An important lesson that I learned early in my career is that, to be a competent researcher, you must continue to learn whether it be new research techniques, new methods of analysis, or new statistical procedures. It is imperative to understand that you do not stop learning when you complete your doctoral work. Shortly after completing my PhD, I was at a conference and met Dr Alf Thorstensen, a professor at the Karolinska Institute in Sweden. He told me that he spent the first hour each day reading research papers from the literature. I adopted this idea, and I think it is a good “lesson learned.” Reading the literature keeps a researcher abreast of what is current in the discipline and often helps to develop new research questions.

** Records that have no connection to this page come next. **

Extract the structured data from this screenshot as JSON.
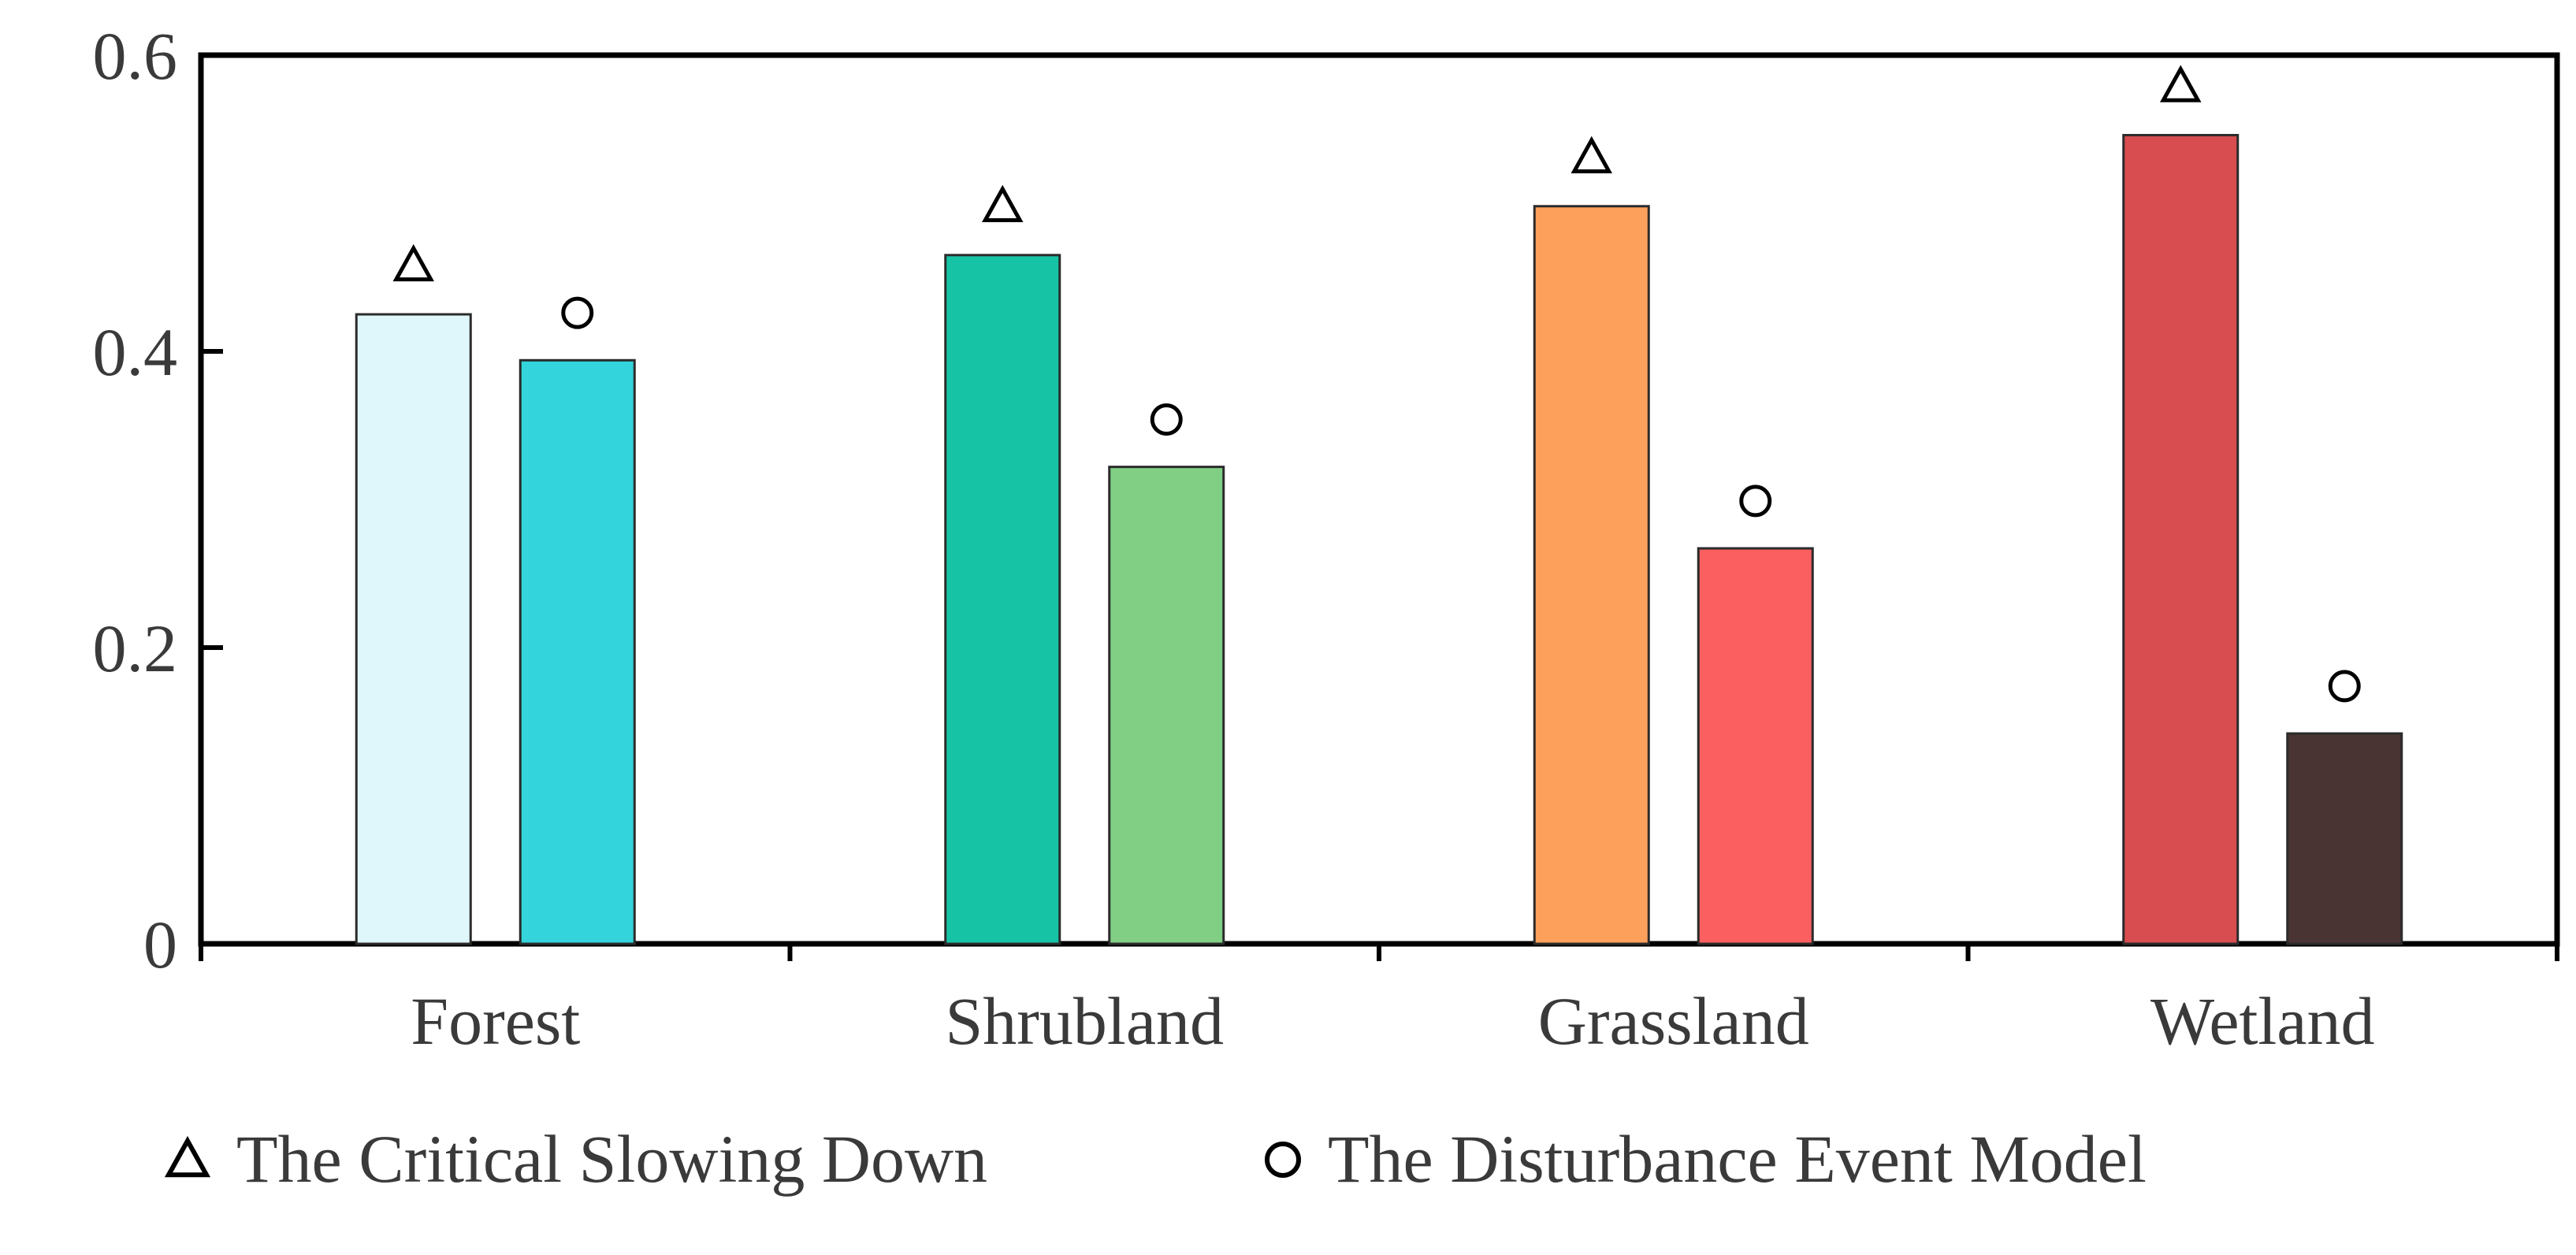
{
  "chart_data": {
    "type": "bar",
    "categories": [
      "Forest",
      "Shrubland",
      "Grassland",
      "Wetland"
    ],
    "ylim": [
      0,
      0.6
    ],
    "yticks": [
      0,
      0.2,
      0.4,
      0.6
    ],
    "ytick_labels": [
      "0",
      "0.2",
      "0.4",
      "0.6"
    ],
    "grid": false,
    "legend_position": "bottom",
    "series": [
      {
        "name": "The Critical Slowing Down",
        "marker": "triangle",
        "values": [
          0.425,
          0.465,
          0.498,
          0.546
        ],
        "colors": [
          "#dff7fb",
          "#16c4a5",
          "#fda05c",
          "#d84d4f"
        ]
      },
      {
        "name": "The Disturbance Event Model",
        "marker": "circle",
        "values": [
          0.394,
          0.322,
          0.267,
          0.142
        ],
        "colors": [
          "#33d4dc",
          "#80cf84",
          "#fb5f5f",
          "#4a3433"
        ]
      }
    ],
    "marker_offset": 0.032,
    "title": "",
    "xlabel": "",
    "ylabel": ""
  }
}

I also learned early in my career that attending professional meetings (ie, American College of Sports Medicine, International Society of Biomechanics, American Society of Biomechanics, Canadian Society of Biomechanics, International Society of Biomechanics in Sports, etc.) is essential for the development of a young researcher. By interacting with senior researchers from other institutions, particularly if you both have interests in common, you can refine some thoughts on your research focus and possibly get new ideas for studies. Many years ago, a conversation that I had with Professor Benno Nigg of the University of Calgary at an American College of Sports Medicine meeting made me think differently about the nature of the variability in the measurement of human movement. This meeting led me to develop a new line of research on coordinative variability. In addition, professional meetings also provide opportunities for collaboration.

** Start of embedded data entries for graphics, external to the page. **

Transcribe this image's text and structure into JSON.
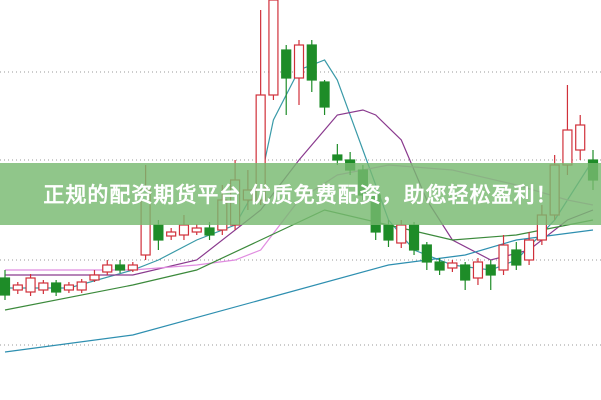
{
  "banner": {
    "text": "正规的配资期货平台 优质免费配资，助您轻松盈利！",
    "color": "#7ab970"
  },
  "chart_data": {
    "type": "candlestick",
    "title": "",
    "xlabel": "",
    "ylabel": "",
    "ylim": [
      0,
      400
    ],
    "grid": "dotted-horizontal",
    "colors": {
      "up": "#d0303a",
      "down": "#1e8c28"
    },
    "grid_levels": [
      328,
      240,
      140,
      55
    ],
    "candles": [
      [
        122,
        130,
        100,
        105
      ],
      [
        110,
        118,
        106,
        115
      ],
      [
        108,
        126,
        104,
        122
      ],
      [
        110,
        120,
        106,
        117
      ],
      [
        117,
        120,
        104,
        108
      ],
      [
        110,
        118,
        107,
        115
      ],
      [
        110,
        121,
        107,
        118
      ],
      [
        120,
        130,
        118,
        125
      ],
      [
        128,
        140,
        125,
        135
      ],
      [
        135,
        140,
        127,
        130
      ],
      [
        130,
        138,
        128,
        135
      ],
      [
        145,
        235,
        140,
        210
      ],
      [
        175,
        180,
        150,
        160
      ],
      [
        164,
        172,
        160,
        168
      ],
      [
        165,
        185,
        160,
        175
      ],
      [
        168,
        176,
        165,
        172
      ],
      [
        172,
        178,
        160,
        165
      ],
      [
        170,
        215,
        165,
        200
      ],
      [
        175,
        240,
        170,
        220
      ],
      [
        200,
        230,
        190,
        210
      ],
      [
        200,
        390,
        195,
        305
      ],
      [
        305,
        400,
        300,
        400
      ],
      [
        350,
        355,
        285,
        322
      ],
      [
        322,
        360,
        295,
        355
      ],
      [
        355,
        360,
        308,
        320
      ],
      [
        318,
        320,
        285,
        293
      ],
      [
        245,
        256,
        235,
        240
      ],
      [
        240,
        248,
        225,
        230
      ],
      [
        230,
        235,
        200,
        205
      ],
      [
        205,
        210,
        160,
        168
      ],
      [
        175,
        180,
        153,
        160
      ],
      [
        157,
        180,
        152,
        175
      ],
      [
        175,
        178,
        145,
        150
      ],
      [
        155,
        158,
        130,
        138
      ],
      [
        138,
        142,
        125,
        130
      ],
      [
        132,
        140,
        128,
        137
      ],
      [
        135,
        138,
        110,
        120
      ],
      [
        122,
        142,
        115,
        138
      ],
      [
        135,
        140,
        110,
        125
      ],
      [
        130,
        165,
        125,
        155
      ],
      [
        150,
        158,
        130,
        135
      ],
      [
        140,
        168,
        135,
        160
      ],
      [
        160,
        195,
        155,
        185
      ],
      [
        185,
        245,
        180,
        235
      ],
      [
        235,
        315,
        225,
        270
      ],
      [
        250,
        285,
        240,
        275
      ],
      [
        240,
        250,
        210,
        220
      ]
    ],
    "moving_averages": [
      {
        "color": "#3a9aa8",
        "points": [
          [
            0,
            112
          ],
          [
            5,
            112
          ],
          [
            10,
            130
          ],
          [
            12,
            140
          ],
          [
            15,
            160
          ],
          [
            18,
            175
          ],
          [
            20,
            220
          ],
          [
            21,
            280
          ],
          [
            23,
            330
          ],
          [
            25,
            340
          ],
          [
            26,
            320
          ],
          [
            28,
            250
          ],
          [
            30,
            180
          ],
          [
            32,
            150
          ],
          [
            35,
            135
          ],
          [
            38,
            130
          ],
          [
            40,
            140
          ],
          [
            43,
            180
          ],
          [
            46,
            240
          ]
        ]
      },
      {
        "color": "#8a3a8e",
        "points": [
          [
            0,
            125
          ],
          [
            10,
            125
          ],
          [
            15,
            140
          ],
          [
            20,
            190
          ],
          [
            23,
            240
          ],
          [
            26,
            285
          ],
          [
            28,
            290
          ],
          [
            29,
            285
          ],
          [
            31,
            260
          ],
          [
            33,
            200
          ],
          [
            35,
            160
          ],
          [
            38,
            140
          ],
          [
            41,
            150
          ],
          [
            44,
            180
          ],
          [
            46,
            190
          ]
        ]
      },
      {
        "color": "#e08ce0",
        "points": [
          [
            0,
            130
          ],
          [
            10,
            130
          ],
          [
            15,
            135
          ],
          [
            18,
            140
          ],
          [
            20,
            150
          ],
          [
            23,
            200
          ],
          [
            26,
            225
          ],
          [
            30,
            235
          ],
          [
            35,
            230
          ],
          [
            40,
            215
          ],
          [
            44,
            200
          ],
          [
            46,
            195
          ]
        ]
      },
      {
        "color": "#3c8a3c",
        "points": [
          [
            0,
            90
          ],
          [
            10,
            115
          ],
          [
            15,
            130
          ],
          [
            20,
            160
          ],
          [
            25,
            190
          ],
          [
            30,
            175
          ],
          [
            35,
            160
          ],
          [
            40,
            165
          ],
          [
            46,
            180
          ]
        ]
      },
      {
        "color": "#2e8fb0",
        "points": [
          [
            0,
            48
          ],
          [
            10,
            65
          ],
          [
            20,
            100
          ],
          [
            30,
            135
          ],
          [
            36,
            145
          ],
          [
            40,
            160
          ],
          [
            46,
            170
          ]
        ]
      }
    ]
  }
}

A lesson that I learned over the years is that biomechanics trains individuals for many types of jobs. I had always thought that I was training PhD students for a career in academia. Now, I am asked, “what type of job should I aim for?” There is obviously no correct answer to this question; at least not one that I can give. I suggest to young researchers the following question: “Do you want to work in industry or academia?” As I have never worked in industry, I really cannot answer this question. Another question is “Do I pursue a job at a research-intensive university or a less research-intensive teaching college?” Once again, this is not a question that I can readily answer as I have always worked at a research-intensive university. The lesson that I learned is that each person is an individual, and the decisions that they make are also individual. I offer the advice that they should consider the type of environment in which they will feel most comfortable and an environment that is conducive to their work–life balance. As unsatisfying as it may seem, I can only describe my experiences and what I felt was important to me throughout my career, and I hope that the questioner can relate to my experiences.
Although the lessons that I learned over the years may seem trite, I hope that my experiences presented here can be helpful. However, I also hope that young researchers take less time to learn these lessons than it took me.